Lets face it, the economy is cold, bad, not fun right now. When the economy goes sour, so does the financial welfare of most of us. For the housing market, this means that many folks need to sell their homes, foreclose, or do a short sale. What is the difference between a foreclosure and a short sale, and what does it mean for buyers and sellers?
- Definition: Foreclosure is the legal and professional proceeding in which a lender obtains a court ordered termination of a mortgagor’s equitable right of redemption. Some call it the “F” word for sellers. In most cases, the lender obtains a security interest — like the property — from the borrower. If the borrower defaults on the loan, the lender then tries to repossess the property and gives the borrower the chance to repay the debt. Because the lender is then in a tight spot, not knowing for sure that they will receive the debt repayment from the borrower, the lender will usually then get what they can from the property, like selling it at auction. There is a lot of legal stuff that goes into a foreclosure — meaning, lots of paperwork, deadlines, and such — and it is not a favorable outcome for the borrower.
- Buyers: Buyers can get great deals on foreclosed properties because they usually sell at auction. Folks can get homes for way less than they would pay with a regular sales transaction. Foreclosures are quite common these days (although, thankfully, not too common in Harrisonburg!), so there are a good deal of properties to choose from. Foreclosure auctions are required to be advertised a certain number of times in the newspaper, too, so you’ll always be in the know.
- Sellers: Foreclosures are not favorable. They take a 200 – 400 point hit on your credit score, put you in a bad financial situation, you may be required to leave your home immediately, and will always have a foreclosure on your record, which means lenders down the road may not approve you for another home loan.
- Definition: A short sale is a sale of real estate in which the proceeds from the sale fall short of the balance owed on a loan secured by the property sold. In a short sale, the lender agrees to take a loss on the amount owed by the borrower because of the financial hardship the borrower (also called a mortgagor, or in our terms, the homeowner — well, sort of) is going through. When the property sells, the mortgagor turns over all the proceeds of the sale to the lender. There is a lot of paperwork for short sales, and a lot of “eyes” have to see this paperwork and approve it in order for a sale to actually go through. It is not defined as a short sale because of the time it takes to close. It is defined as short because the lender is “shorted” the full amount of the loan.

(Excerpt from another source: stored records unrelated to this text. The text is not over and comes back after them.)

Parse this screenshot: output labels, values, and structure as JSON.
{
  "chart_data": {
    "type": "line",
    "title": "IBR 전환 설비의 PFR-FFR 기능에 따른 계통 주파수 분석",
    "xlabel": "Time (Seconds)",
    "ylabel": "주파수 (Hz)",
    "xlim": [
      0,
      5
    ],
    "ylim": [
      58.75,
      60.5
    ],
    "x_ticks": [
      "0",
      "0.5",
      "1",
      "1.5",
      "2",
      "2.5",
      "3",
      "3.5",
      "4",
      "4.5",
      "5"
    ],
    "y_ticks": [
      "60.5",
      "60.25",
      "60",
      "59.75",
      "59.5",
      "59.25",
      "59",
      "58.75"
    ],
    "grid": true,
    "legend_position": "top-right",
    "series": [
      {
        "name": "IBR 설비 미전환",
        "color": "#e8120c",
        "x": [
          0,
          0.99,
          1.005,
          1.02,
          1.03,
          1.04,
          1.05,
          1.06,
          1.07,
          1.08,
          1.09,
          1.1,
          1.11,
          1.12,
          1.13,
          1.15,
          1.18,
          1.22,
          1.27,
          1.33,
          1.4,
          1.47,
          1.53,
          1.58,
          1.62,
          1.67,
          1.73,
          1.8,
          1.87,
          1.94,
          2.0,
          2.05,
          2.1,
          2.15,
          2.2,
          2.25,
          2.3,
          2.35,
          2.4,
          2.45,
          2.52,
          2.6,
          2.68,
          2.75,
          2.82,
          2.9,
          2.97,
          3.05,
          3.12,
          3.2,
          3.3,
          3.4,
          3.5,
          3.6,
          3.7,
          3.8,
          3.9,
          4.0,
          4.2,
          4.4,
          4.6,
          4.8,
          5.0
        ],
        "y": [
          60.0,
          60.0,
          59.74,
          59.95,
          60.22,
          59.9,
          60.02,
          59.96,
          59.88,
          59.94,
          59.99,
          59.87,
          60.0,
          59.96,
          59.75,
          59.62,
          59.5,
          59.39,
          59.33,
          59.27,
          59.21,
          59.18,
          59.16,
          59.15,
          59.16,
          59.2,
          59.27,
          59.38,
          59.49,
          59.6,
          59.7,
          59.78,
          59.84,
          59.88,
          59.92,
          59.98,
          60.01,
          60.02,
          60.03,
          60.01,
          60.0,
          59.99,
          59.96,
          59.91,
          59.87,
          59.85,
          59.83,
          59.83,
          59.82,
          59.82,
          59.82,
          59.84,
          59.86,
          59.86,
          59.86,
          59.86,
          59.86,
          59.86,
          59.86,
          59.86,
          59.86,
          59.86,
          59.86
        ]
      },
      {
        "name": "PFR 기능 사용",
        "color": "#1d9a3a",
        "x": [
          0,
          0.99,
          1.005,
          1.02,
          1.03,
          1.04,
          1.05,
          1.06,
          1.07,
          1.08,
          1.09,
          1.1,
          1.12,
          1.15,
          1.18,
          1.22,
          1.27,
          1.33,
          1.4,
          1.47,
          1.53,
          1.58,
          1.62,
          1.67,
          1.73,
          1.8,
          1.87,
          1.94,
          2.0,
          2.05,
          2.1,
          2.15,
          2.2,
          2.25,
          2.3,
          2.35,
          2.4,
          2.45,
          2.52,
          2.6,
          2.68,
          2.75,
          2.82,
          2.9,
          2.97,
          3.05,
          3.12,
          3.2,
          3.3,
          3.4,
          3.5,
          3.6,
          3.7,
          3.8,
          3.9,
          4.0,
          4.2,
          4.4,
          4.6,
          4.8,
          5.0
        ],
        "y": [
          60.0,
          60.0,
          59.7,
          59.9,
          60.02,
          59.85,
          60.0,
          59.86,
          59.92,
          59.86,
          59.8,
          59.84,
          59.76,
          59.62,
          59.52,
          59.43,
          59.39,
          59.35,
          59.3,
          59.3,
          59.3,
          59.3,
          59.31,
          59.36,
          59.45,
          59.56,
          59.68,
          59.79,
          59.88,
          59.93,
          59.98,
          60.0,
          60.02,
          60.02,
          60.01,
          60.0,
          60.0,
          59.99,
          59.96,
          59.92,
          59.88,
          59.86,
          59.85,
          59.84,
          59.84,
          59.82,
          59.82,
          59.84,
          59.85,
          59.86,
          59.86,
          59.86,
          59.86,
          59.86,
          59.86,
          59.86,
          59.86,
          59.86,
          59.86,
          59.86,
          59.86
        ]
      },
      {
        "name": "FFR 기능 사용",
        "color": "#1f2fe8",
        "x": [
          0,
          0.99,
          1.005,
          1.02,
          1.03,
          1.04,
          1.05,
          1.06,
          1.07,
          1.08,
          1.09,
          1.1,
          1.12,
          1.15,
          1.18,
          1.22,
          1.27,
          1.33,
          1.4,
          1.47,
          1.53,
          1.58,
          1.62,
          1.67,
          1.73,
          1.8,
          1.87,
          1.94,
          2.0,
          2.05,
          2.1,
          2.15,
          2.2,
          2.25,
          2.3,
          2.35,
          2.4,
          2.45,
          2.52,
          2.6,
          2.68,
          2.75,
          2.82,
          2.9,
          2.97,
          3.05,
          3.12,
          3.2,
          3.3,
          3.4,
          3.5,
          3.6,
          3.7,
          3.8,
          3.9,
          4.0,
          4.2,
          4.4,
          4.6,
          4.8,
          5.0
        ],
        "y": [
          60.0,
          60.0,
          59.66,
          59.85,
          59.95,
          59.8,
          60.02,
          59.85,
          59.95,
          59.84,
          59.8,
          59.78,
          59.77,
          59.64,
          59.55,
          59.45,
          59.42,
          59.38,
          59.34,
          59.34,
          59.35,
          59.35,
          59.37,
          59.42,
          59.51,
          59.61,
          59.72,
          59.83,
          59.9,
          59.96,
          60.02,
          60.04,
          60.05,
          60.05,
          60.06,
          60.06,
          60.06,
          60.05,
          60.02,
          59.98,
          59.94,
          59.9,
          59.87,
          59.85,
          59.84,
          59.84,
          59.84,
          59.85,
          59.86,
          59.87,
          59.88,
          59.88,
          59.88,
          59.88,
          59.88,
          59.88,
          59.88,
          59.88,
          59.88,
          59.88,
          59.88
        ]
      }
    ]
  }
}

- Buyers: If you are interested in a property that is a short sale, beware! Although you may be getting a great deal for your money, you may have to wait long periods of time to be approved for the purchase. You are dealing with banks, after all. It would be very smart to consult with a real estate lawyer (to discuss the contract) and an accountant (to discuss tax ramifications).
- Sellers: This is a better alternative — or less frustrating alternative — to a foreclosure. Beware that not all properties qualify for short sales, and that you’ll have to talk to your lender about the situation. There are some benefits to doing a short sale rather than a foreclosure, including being in control of the sale (it is more like a regular transaction on your part), you will know who is buying your property, and you can still be current on your payments (contrary to popular belief).